In einer ersten Phase, die nach der britischen Unterhauswahl Anfang Juni beginnen kann, soll über die Abwicklung der gemeinsamen Beziehungen zwischen Brüssel und London gesprochen werden. Es geht also darum, wie die Rechte der drei Millionen EU-Bürger in Großbritannien zu wahren sind und wie der Status der zwei Millionen Briten aussieht, die auf dem Kontinent wohnen.
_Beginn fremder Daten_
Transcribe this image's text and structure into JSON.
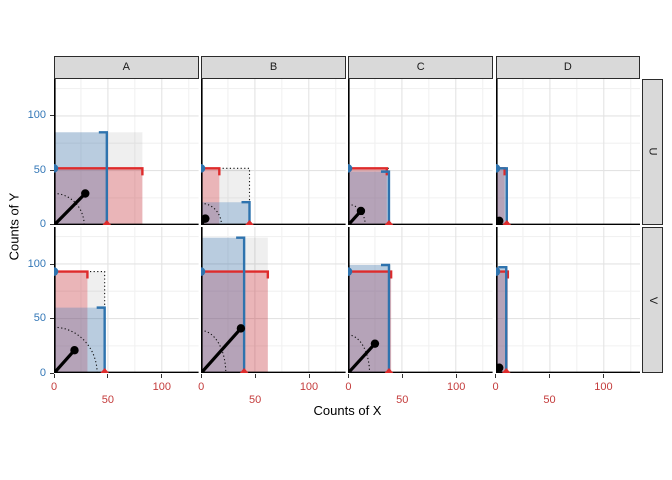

In dieser ersten Phase soll auch über Geld gesprochen werden. „Das Vereinigte Königreich wird einen Preis zu zahlen haben“, droht Frankreichs Präsident Francois Hollande. Welche Summen müssen für Londons Anteil an den Pensionsverpflichtungen für EU-Beamte fließen? Was muss London zahlen, um sich von den Verpflichtungen freizukaufen, die das Königreich als EU-Mitglied für die Zukunft eingegangen ist?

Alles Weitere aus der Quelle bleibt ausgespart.